Currently I am using it this way. And it seems to work fine. However what I am trying to change is the usage of the fields that get picked to determine the filename.
Instead of hardcoding them to field[0] or field[3](as is the case in the sample), I would like to pick this up(in some dynamic fashion) from say, JobConf as field[jobConf.get("id.offset")] or field[jobConf[get("date.offset")]. Does anyone here know how I could go about doing this (or something to this effect i.e. it doesn’t have to be JobConf per se)?
Any pointers/suggestions/tips et al. would be most appreciated. Thanks.
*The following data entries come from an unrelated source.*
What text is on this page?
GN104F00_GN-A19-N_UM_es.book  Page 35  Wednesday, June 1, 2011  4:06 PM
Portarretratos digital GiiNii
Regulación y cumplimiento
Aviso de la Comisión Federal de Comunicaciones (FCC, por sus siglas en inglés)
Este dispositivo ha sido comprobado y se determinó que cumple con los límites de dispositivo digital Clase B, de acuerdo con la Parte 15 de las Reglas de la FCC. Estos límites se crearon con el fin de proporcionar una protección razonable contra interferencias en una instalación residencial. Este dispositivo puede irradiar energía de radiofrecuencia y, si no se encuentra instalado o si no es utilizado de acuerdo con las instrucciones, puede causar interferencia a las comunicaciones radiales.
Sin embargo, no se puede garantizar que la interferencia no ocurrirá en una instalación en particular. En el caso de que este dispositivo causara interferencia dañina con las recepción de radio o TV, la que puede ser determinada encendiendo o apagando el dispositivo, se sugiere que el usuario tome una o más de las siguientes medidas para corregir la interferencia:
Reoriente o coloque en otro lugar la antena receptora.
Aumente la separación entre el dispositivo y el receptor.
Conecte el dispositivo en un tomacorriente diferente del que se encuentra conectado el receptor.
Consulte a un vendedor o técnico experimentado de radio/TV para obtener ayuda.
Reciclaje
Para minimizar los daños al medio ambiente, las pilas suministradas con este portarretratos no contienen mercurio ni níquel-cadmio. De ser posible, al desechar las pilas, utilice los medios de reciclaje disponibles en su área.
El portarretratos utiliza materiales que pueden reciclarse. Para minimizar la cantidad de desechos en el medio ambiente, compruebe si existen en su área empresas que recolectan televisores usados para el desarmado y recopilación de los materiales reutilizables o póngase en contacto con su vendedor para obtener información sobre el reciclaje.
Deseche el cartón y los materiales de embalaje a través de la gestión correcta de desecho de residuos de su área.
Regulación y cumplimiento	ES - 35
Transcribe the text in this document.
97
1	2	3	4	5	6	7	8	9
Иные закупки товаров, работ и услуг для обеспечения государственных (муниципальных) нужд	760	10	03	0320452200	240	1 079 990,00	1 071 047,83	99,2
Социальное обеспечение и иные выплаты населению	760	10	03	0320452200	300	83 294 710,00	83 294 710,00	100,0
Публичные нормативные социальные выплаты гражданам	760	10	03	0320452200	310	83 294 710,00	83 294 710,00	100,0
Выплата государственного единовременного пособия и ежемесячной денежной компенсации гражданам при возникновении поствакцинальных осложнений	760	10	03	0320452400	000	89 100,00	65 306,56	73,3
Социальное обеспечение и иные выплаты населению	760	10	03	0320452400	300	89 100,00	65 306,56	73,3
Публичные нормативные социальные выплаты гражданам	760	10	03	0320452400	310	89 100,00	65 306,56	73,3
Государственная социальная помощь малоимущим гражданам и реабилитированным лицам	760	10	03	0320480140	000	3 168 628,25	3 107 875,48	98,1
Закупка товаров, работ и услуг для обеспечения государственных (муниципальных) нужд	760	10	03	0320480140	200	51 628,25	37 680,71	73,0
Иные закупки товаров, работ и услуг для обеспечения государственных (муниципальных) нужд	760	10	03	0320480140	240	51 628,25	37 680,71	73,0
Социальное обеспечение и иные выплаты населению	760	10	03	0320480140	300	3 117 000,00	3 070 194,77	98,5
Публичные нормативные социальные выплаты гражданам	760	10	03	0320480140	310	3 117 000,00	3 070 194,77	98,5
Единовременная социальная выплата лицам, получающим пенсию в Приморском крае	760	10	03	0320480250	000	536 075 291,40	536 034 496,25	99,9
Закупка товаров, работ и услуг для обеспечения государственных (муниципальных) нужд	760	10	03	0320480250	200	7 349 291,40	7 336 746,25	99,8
It depends on if your custom parameters differ based on a job or on key/value pairs.
You can get the JobConf object if you override the getRecordWriter() method. This is the method that calls generateFileNameForKeyValue() (check out the implementation in the class MultipleOutputFormat, in Hadoop source). You could just call super and then do whatever you want with the parameter you pass in the JobConf object.
If your parameters differ for different key/value pairs, you can send the parameter as part of the key or the value. And then override getActualKey() or getActualValue() in your MultipleTextOutputFormat class to get the actual key or value object that you want.
Hope this helps.